Southern Idaho Solid Waste and Twin Falls County received a permit for a $1.9 million project installing a pre-engineered metal building atop concrete at the Twin Falls waste transfer station.

“We decided to expand the transfer station,” Southern Idaho Solid Waste Executive Director Josh Bartlome said. “We’re going to try to keep the commercial separated in this newer building as much as possible. The hope is just to get a lot of people in and out a lot quicker.”

It should also improve safety.

On Saturdays, the station can see around 400 customers a day. A third building will help move lines more quickly, Bartlome said.

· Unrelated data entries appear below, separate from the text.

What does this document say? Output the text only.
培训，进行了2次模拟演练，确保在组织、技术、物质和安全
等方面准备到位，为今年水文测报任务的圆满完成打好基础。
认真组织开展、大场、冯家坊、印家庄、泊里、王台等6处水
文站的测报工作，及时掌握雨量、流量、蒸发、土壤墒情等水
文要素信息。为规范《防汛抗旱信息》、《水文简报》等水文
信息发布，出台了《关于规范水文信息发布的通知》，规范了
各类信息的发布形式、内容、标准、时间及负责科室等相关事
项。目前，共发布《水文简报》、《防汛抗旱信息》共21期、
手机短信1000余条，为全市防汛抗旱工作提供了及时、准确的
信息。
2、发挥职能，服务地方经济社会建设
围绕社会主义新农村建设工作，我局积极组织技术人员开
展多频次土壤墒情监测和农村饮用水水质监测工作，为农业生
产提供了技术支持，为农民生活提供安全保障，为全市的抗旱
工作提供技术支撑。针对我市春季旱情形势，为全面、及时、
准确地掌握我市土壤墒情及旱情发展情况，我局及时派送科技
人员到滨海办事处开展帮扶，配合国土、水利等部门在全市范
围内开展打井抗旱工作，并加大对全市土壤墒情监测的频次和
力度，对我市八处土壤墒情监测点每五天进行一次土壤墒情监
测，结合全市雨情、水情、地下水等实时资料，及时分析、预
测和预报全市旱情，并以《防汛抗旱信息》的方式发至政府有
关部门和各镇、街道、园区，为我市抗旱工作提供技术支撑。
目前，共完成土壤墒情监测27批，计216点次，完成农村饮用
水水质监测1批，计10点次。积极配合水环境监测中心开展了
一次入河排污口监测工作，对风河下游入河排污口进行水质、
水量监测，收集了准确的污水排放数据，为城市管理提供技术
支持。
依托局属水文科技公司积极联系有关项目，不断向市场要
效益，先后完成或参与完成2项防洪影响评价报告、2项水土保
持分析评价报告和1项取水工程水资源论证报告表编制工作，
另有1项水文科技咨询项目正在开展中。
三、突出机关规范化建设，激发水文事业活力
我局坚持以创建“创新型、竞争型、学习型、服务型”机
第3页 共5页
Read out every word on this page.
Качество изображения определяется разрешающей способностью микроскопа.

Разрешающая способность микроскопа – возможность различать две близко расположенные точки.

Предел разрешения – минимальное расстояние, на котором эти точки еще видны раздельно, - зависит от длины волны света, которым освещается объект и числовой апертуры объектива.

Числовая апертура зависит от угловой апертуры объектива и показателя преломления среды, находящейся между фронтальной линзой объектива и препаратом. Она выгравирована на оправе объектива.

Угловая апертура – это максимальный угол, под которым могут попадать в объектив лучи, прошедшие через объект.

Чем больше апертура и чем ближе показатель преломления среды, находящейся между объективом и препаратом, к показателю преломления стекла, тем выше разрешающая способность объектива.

Additionally, the organization has built a retaining wall for a separate green waste area for tree limbs and untreated wood. These piles will be sent to the Hub Butte facility to be made into wood chips, he said.

Commercial remodels

The city also issued five commercial remodeling permits in October with total values of more than $1.2 million.

St. Luke’s Health Systems plans a $350,000 remodeling for upgrades to its interventional radiology equipment. A smaller remodel will add a bed repair space to the fourth floor patient tower.

The Magic Valley Mall also plans a $247,000 remodeling of its restrooms. The project will also add family restrooms.

Finally, Eagle Eye Produce will get a $450,000 addition for a truck entrance and fabrication shop, and Magic Valley Distributing will get a $225,000 storage area addition.